On Wednesday, May 19, the Math Club and mathematics department sponsored visiting speaker Professor Shing-Tung Yau of Harvard University. Professor Yau is a recipient of the prestigious Fields Medal, which honors excellence in mathematics research, and was awarded a MacArthur Fellowship, nicknamed the “Genius Award,” in 1984. During Wednesday’s morning assembly and in a discussion group immediately following, he spoke with students about his life and work.

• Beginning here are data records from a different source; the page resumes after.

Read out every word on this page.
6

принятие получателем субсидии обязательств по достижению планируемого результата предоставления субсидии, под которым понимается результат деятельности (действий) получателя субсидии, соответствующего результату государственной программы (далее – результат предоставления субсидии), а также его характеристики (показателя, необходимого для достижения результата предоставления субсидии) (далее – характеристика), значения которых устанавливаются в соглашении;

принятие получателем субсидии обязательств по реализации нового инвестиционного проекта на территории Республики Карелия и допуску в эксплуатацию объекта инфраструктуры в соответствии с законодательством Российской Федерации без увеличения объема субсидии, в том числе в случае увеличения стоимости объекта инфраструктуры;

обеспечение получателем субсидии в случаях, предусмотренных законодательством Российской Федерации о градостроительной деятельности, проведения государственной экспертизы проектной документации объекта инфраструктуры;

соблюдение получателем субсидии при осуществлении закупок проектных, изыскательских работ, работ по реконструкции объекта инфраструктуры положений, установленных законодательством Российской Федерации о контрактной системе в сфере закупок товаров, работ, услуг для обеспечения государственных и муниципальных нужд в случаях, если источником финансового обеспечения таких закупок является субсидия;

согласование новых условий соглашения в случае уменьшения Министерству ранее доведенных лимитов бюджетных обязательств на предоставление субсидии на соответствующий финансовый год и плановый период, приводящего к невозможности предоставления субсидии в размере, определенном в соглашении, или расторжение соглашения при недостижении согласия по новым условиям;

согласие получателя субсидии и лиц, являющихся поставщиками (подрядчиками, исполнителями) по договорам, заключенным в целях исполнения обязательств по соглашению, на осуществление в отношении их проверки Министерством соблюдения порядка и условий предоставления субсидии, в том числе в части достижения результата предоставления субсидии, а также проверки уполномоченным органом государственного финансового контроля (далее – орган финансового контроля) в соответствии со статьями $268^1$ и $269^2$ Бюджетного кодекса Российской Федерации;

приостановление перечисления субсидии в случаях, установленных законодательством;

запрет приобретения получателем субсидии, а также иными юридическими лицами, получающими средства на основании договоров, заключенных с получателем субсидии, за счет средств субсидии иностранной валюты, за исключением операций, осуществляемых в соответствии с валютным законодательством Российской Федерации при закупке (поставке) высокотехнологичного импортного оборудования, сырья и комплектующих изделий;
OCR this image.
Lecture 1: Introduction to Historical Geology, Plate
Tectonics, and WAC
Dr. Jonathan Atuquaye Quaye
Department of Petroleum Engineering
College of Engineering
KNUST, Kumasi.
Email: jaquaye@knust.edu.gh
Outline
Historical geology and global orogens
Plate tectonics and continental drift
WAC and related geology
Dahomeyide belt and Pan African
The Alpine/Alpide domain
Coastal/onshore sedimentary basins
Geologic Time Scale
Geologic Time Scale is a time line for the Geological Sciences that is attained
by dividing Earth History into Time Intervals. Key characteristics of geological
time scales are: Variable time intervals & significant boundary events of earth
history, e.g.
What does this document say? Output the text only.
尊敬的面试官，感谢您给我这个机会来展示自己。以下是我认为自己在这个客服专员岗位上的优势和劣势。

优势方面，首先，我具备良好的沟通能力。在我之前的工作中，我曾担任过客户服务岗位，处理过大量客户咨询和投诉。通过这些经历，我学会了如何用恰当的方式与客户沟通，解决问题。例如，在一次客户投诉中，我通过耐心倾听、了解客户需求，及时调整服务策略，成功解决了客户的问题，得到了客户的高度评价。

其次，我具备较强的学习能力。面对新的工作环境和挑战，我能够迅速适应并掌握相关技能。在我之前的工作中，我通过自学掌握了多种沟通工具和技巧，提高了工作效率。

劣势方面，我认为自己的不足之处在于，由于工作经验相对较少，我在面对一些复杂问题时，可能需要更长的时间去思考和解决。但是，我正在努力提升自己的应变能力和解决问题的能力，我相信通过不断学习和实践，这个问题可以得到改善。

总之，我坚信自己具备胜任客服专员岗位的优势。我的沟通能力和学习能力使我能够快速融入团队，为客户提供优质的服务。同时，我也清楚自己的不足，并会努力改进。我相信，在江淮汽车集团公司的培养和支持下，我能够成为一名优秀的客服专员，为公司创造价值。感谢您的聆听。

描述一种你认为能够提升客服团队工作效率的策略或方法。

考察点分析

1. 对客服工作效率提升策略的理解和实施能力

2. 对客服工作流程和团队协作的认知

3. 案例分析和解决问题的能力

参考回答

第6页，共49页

Professor Yau’s work is primarily in the field of differential geometry, which uses methods of calculus and algebra to study problems in geometry. His work links—and has made significant impact upon—the fields of both mathematics and physics. Professor Yau has contributed to Einstein’s Theory of General Relativity—one of the most distinguished applications of differential geometry—by proving that the sum of the universe’s energy has a positive value, a discovery that has helped mathematicians understand how black holes form. His work has also included direct applications to string theory.
Growing up as one of eight children with humble means in southern China, Professor Yau made his way Chinese University of Hong Kong, where he studied mathematics, to U.C. Berkeley, where he earned his Ph.D. in only two years, at the age of 22. He is a member of the National Academy of Sciences and was awarded the National Medal of Science by President Clinton in 1997.